Fish that are to be returned but have been taken out of the water may need to be nursed as you put them back in. And the longer they have been out of the water, the longer you'll need to nurse them. To do this you support the fish in the water by putting a hand under its belly. Then you slowly move him back and forth, until he gets his wind back; you'll see his little gills pumping away and when he's ready, he'll swim off. One beginner I once saw, having netted the fish, jammed his finger in the gill to give him leverage whilst he tried to get the hook out (yes I did step in). That fish took ten minutes of nursing to be OK again.

If you do intend to keep your fish then please kill him as soon as possible with a swift blow to the head. Unhook him after he's dead. Do make sure he is properly dead before you lay him out in splendour on the bank, you can tell because his pupils will be in the centre of the eye, a live fish's pupils will point downwards.

But nature has a funny way of dealing with people that show little respect. On a recent trip salmon fishing, I had the great misfortune of being with a group of men who should not have been allowed near any fish, let alone the mighty (and endangered) salmon. On the whole, I have found most fishermen to be very respectful of the fish and the laws of the river. They will release a hen fish to carry on upstream and spawn and they know that all kelt fish (salmon that have spawned and distinguishable by their red colouring) must be returned to allow them to continue their journey back to sea.

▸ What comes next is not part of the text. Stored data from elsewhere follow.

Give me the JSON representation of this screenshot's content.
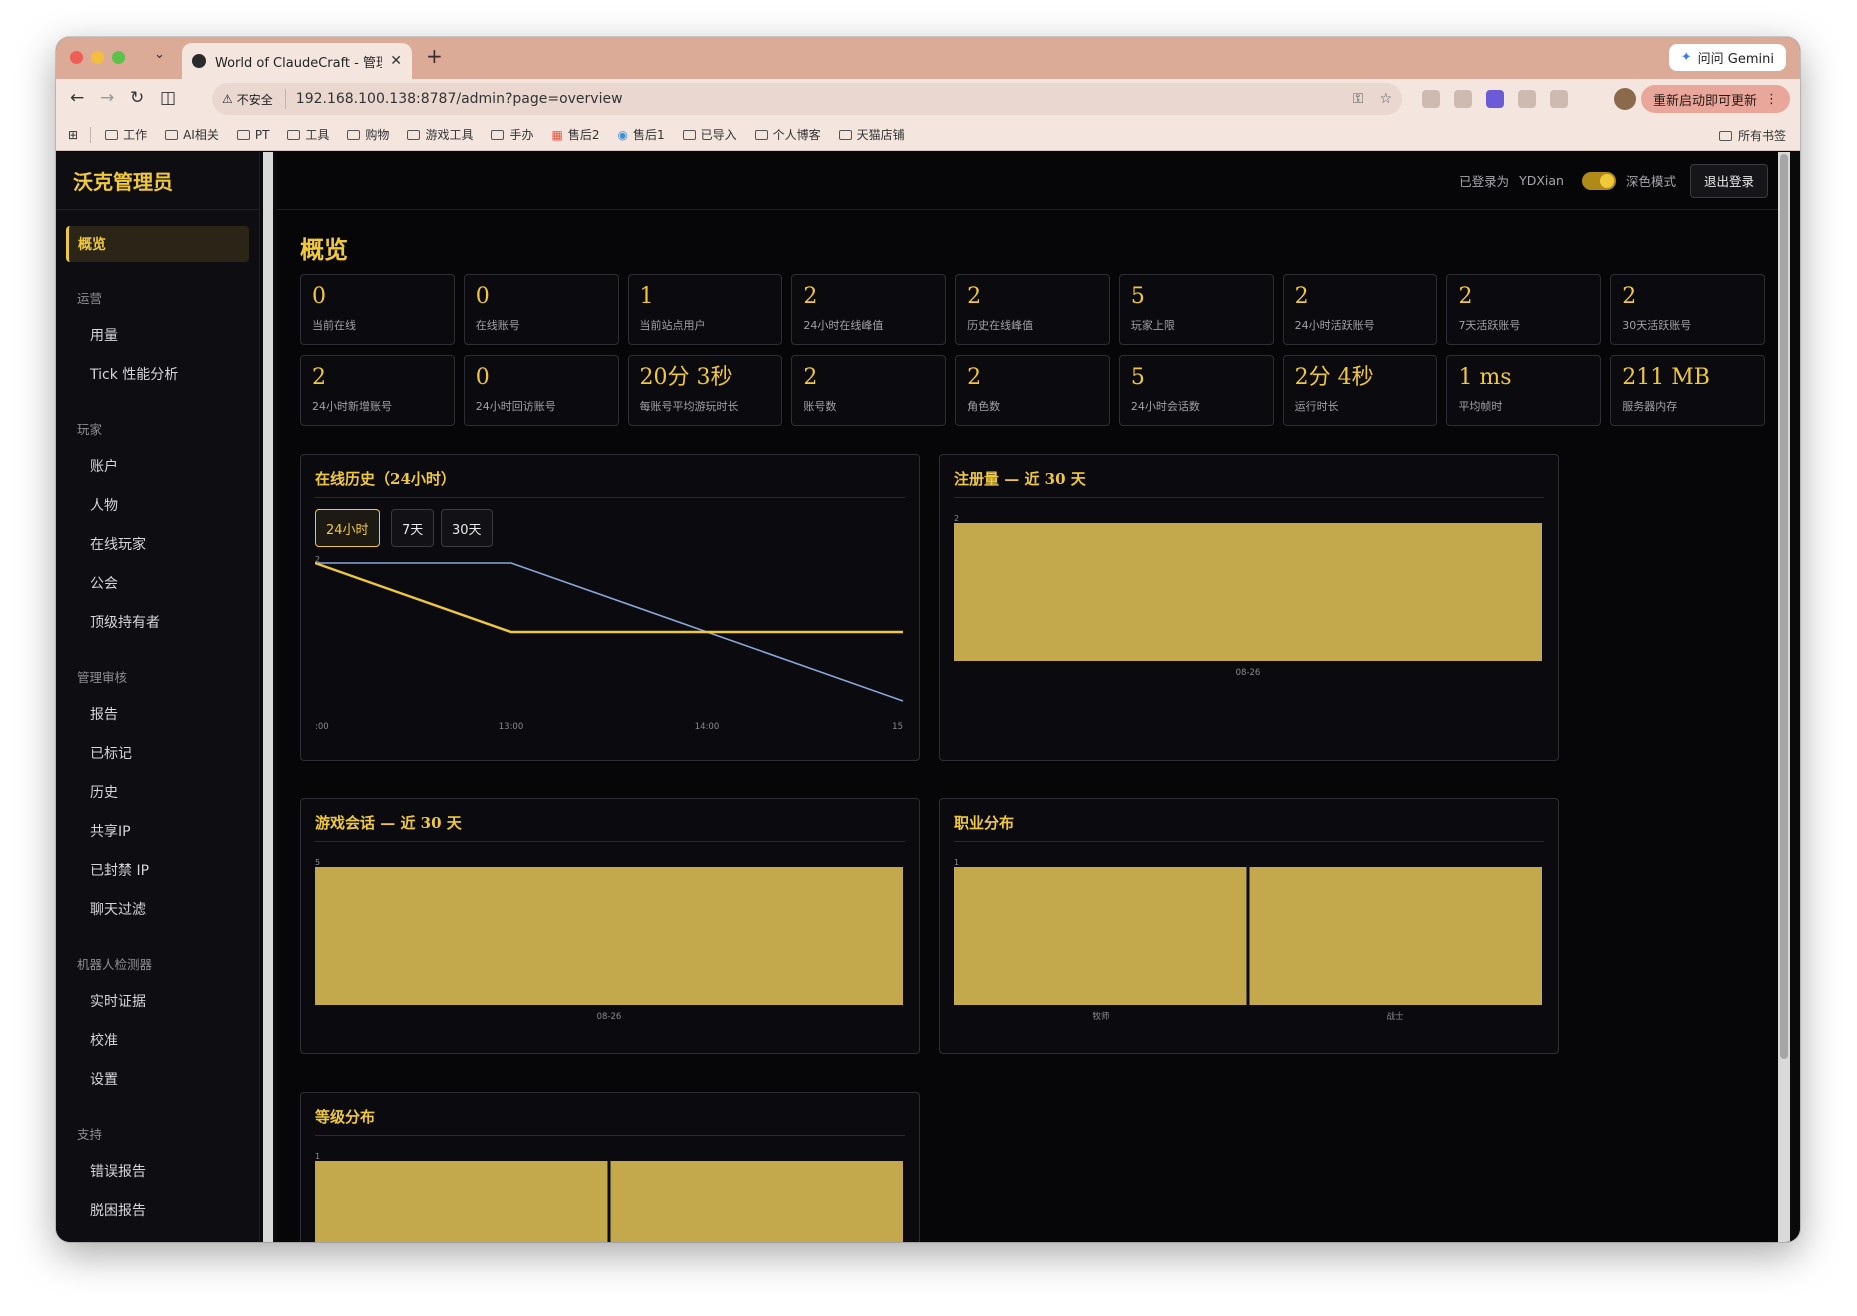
{
  "browser": {
    "tab_title": "World of ClaudeCraft - 管理后",
    "new_tab": "+",
    "gemini": "问问 Gemini",
    "insecure": "不安全",
    "url": "192.168.100.138:8787/admin?page=overview",
    "restart": "重新启动即可更新",
    "bookmarks": [
      "工作",
      "AI相关",
      "PT",
      "工具",
      "购物",
      "游戏工具",
      "手办",
      "售后2",
      "售后1",
      "已导入",
      "个人博客",
      "天猫店铺"
    ],
    "all_bookmarks": "所有书签"
  },
  "sidebar": {
    "brand": "沃克管理员",
    "active": "概览",
    "sections": [
      {
        "title": "运营",
        "items": [
          "用量",
          "Tick 性能分析"
        ]
      },
      {
        "title": "玩家",
        "items": [
          "账户",
          "人物",
          "在线玩家",
          "公会",
          "顶级持有者"
        ]
      },
      {
        "title": "管理审核",
        "items": [
          "报告",
          "已标记",
          "历史",
          "共享IP",
          "已封禁 IP",
          "聊天过滤"
        ]
      },
      {
        "title": "机器人检测器",
        "items": [
          "实时证据",
          "校准",
          "设置"
        ]
      },
      {
        "title": "支持",
        "items": [
          "错误报告",
          "脱困报告"
        ]
      }
    ]
  },
  "topbar": {
    "logged_in_as": "已登录为",
    "username": "YDXian",
    "dark_mode": "深色模式",
    "logout": "退出登录"
  },
  "page": {
    "title": "概览"
  },
  "stats": [
    {
      "value": "0",
      "label": "当前在线"
    },
    {
      "value": "0",
      "label": "在线账号"
    },
    {
      "value": "1",
      "label": "当前站点用户"
    },
    {
      "value": "2",
      "label": "24小时在线峰值"
    },
    {
      "value": "2",
      "label": "历史在线峰值"
    },
    {
      "value": "5",
      "label": "玩家上限"
    },
    {
      "value": "2",
      "label": "24小时活跃账号"
    },
    {
      "value": "2",
      "label": "7天活跃账号"
    },
    {
      "value": "2",
      "label": "30天活跃账号"
    },
    {
      "value": "2",
      "label": "24小时新增账号"
    },
    {
      "value": "0",
      "label": "24小时回访账号"
    },
    {
      "value": "20分 3秒",
      "label": "每账号平均游玩时长"
    },
    {
      "value": "2",
      "label": "账号数"
    },
    {
      "value": "2",
      "label": "角色数"
    },
    {
      "value": "5",
      "label": "24小时会话数"
    },
    {
      "value": "2分 4秒",
      "label": "运行时长"
    },
    {
      "value": "1 ms",
      "label": "平均帧时"
    },
    {
      "value": "211 MB",
      "label": "服务器内存"
    }
  ],
  "panels": {
    "online_history": {
      "title": "在线历史（24小时）",
      "ranges": [
        "24小时",
        "7天",
        "30天"
      ],
      "active_range": "24小时"
    },
    "registrations": {
      "title": "注册量 — 近 30 天"
    },
    "sessions": {
      "title": "游戏会话 — 近 30 天"
    },
    "classes": {
      "title": "职业分布"
    },
    "levels": {
      "title": "等级分布"
    }
  },
  "colors": {
    "accent": "#f0c93a",
    "bar": "#c3a84c",
    "line_secondary": "#8aa6d8"
  },
  "chart_data": [
    {
      "id": "online_history",
      "type": "line",
      "x_ticks": [
        ":00",
        "13:00",
        "14:00",
        "15"
      ],
      "y_tick_top": "2",
      "series": [
        {
          "values": [
            2,
            1,
            1,
            1
          ],
          "color": "#f0c93a"
        },
        {
          "values": [
            2,
            2,
            1,
            0
          ],
          "color": "#8aa6d8"
        }
      ],
      "ylim": [
        0,
        2
      ]
    },
    {
      "id": "registrations",
      "type": "bar",
      "categories": [
        "08-26"
      ],
      "values": [
        2
      ],
      "ylim": [
        0,
        2
      ],
      "y_tick_top": "2"
    },
    {
      "id": "sessions",
      "type": "bar",
      "categories": [
        "08-26"
      ],
      "values": [
        5
      ],
      "ylim": [
        0,
        5
      ],
      "y_tick_top": "5"
    },
    {
      "id": "classes",
      "type": "bar",
      "categories": [
        "牧师",
        "战士"
      ],
      "values": [
        1,
        1
      ],
      "ylim": [
        0,
        1
      ],
      "y_tick_top": "1"
    },
    {
      "id": "levels",
      "type": "bar",
      "categories": [
        "",
        ""
      ],
      "values": [
        1,
        1
      ],
      "ylim": [
        0,
        1
      ],
      "y_tick_top": "1"
    }
  ]
}
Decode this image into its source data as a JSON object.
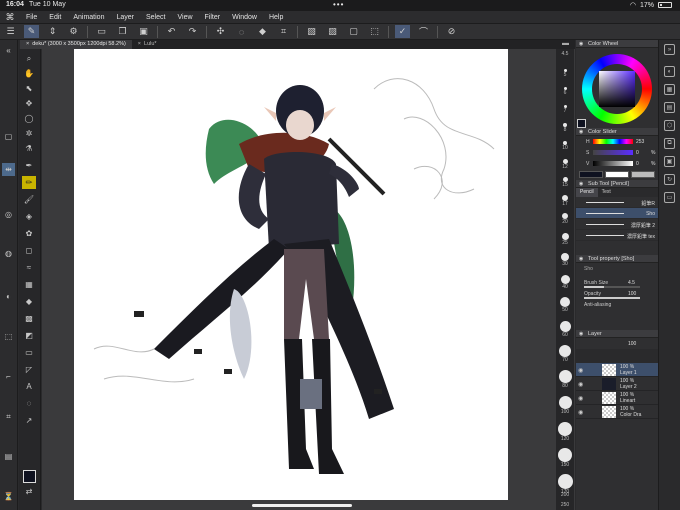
{
  "status": {
    "time": "16:04",
    "date": "Tue 10 May",
    "battery": "17%"
  },
  "menu": [
    "File",
    "Edit",
    "Animation",
    "Layer",
    "Select",
    "View",
    "Filter",
    "Window",
    "Help"
  ],
  "tabs": [
    {
      "label": "deku* (3000 x 3500px 1200dpi 58.2%)",
      "active": true
    },
    {
      "label": "Lulu*",
      "active": false
    }
  ],
  "panels": {
    "color_wheel": "Color Wheel",
    "color_slider": "Color Slider",
    "sliders": [
      {
        "label": "H",
        "value": "253",
        "unit": ""
      },
      {
        "label": "S",
        "value": "0",
        "unit": "%"
      },
      {
        "label": "V",
        "value": "0",
        "unit": "%"
      }
    ],
    "sub_tool": "Sub Tool [Pencil]",
    "sub_tool_tabs": [
      "Pencil",
      "Text"
    ],
    "brushes": [
      {
        "name": "鉛筆R",
        "active": false
      },
      {
        "name": "Sho",
        "active": true
      },
      {
        "name": "濃厚鉛筆 2",
        "active": false
      },
      {
        "name": "濃厚鉛筆 tex",
        "active": false
      }
    ],
    "tool_property": "Tool property [Sho]",
    "tool_property_name": "Sho",
    "properties": [
      {
        "label": "Brush Size",
        "value": "4.5",
        "fill": 0.35
      },
      {
        "label": "Opacity",
        "value": "100",
        "fill": 1.0
      },
      {
        "label": "Anti-aliasing",
        "value": "",
        "fill": 0.5
      }
    ],
    "layer_title": "Layer",
    "layer_opacity": "100",
    "layers": [
      {
        "pct": "100 %",
        "name": "Layer 1",
        "active": true
      },
      {
        "pct": "100 %",
        "name": "Layer 2",
        "active": false
      },
      {
        "pct": "100 %",
        "name": "Lineart",
        "active": false
      },
      {
        "pct": "100 %",
        "name": "Color Dra",
        "active": false
      }
    ]
  },
  "brush_sizes": [
    "4.5",
    "5",
    "6",
    "7",
    "8",
    "10",
    "12",
    "15",
    "17",
    "20",
    "25",
    "30",
    "40",
    "50",
    "60",
    "70",
    "80",
    "100",
    "120",
    "150",
    "170",
    "200",
    "250"
  ]
}
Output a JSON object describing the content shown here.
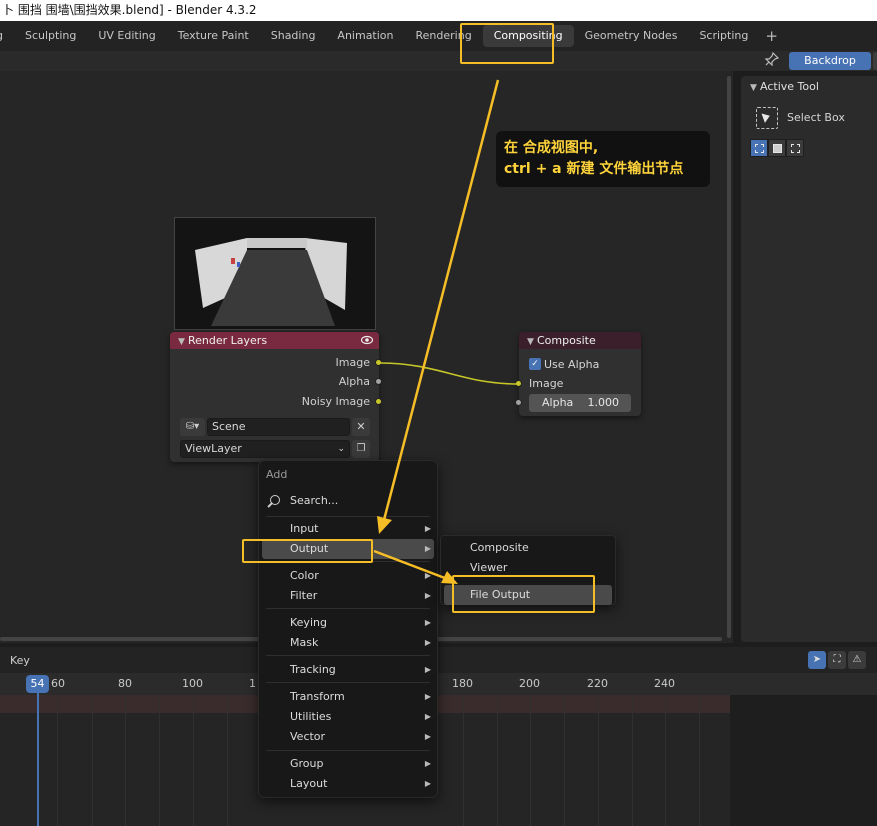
{
  "window": {
    "title": "卜 围挡 围墙\\围挡效果.blend] - Blender 4.3.2"
  },
  "workspaces": {
    "tabs": [
      {
        "label": "g"
      },
      {
        "label": "Sculpting"
      },
      {
        "label": "UV Editing"
      },
      {
        "label": "Texture Paint"
      },
      {
        "label": "Shading"
      },
      {
        "label": "Animation"
      },
      {
        "label": "Rendering"
      },
      {
        "label": "Compositing"
      },
      {
        "label": "Geometry Nodes"
      },
      {
        "label": "Scripting"
      }
    ],
    "active": "Compositing",
    "add_label": "+"
  },
  "header": {
    "backdrop_label": "Backdrop",
    "pin_icon": "pin-icon"
  },
  "sidebar": {
    "panel_title": "Active Tool",
    "tool_label": "Select Box"
  },
  "annotation": {
    "line1": "在 合成视图中,",
    "line2": "ctrl + a 新建 文件输出节点",
    "color": "#f5bd26"
  },
  "render_layers_node": {
    "title": "Render Layers",
    "outputs": [
      "Image",
      "Alpha",
      "Noisy Image"
    ],
    "scene_value": "Scene",
    "view_layer_value": "ViewLayer",
    "header_color": "#7a2a40"
  },
  "composite_node": {
    "title": "Composite",
    "use_alpha_label": "Use Alpha",
    "use_alpha_checked": true,
    "input_image_label": "Image",
    "alpha_label": "Alpha",
    "alpha_value": "1.000"
  },
  "add_menu": {
    "title": "Add",
    "search_label": "Search...",
    "items": [
      {
        "label": "Input"
      },
      {
        "label": "Output"
      },
      {
        "label": "Color"
      },
      {
        "label": "Filter"
      },
      {
        "label": "Keying"
      },
      {
        "label": "Mask"
      },
      {
        "label": "Tracking"
      },
      {
        "label": "Transform"
      },
      {
        "label": "Utilities"
      },
      {
        "label": "Vector"
      },
      {
        "label": "Group"
      },
      {
        "label": "Layout"
      }
    ],
    "selected": "Output"
  },
  "output_submenu": {
    "items": [
      {
        "label": "Composite"
      },
      {
        "label": "Viewer"
      },
      {
        "label": "File Output"
      }
    ],
    "selected": "File Output"
  },
  "timeline": {
    "key_label": "Key",
    "current_frame": "54",
    "ticks": [
      "60",
      "80",
      "100",
      "1",
      "180",
      "200",
      "220",
      "240"
    ]
  },
  "colors": {
    "accent": "#4772b3",
    "socket_yellow": "#c7c729",
    "socket_gray": "#a1a1a1"
  }
}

But back to this fishing trip. "I don't care if it's a hen fish or what colour it is, if it's my first salmon, I'm bashing it on the head," was a common refrain. On the first day the river yielded none of her fish and the heavens rained down on us. That night, the river rose six feet, flooding the banks so that no one could get near her - literally throwing us off the river. Nature had intervened and I could not help but smile. Perhaps now, the salmon could get safely home.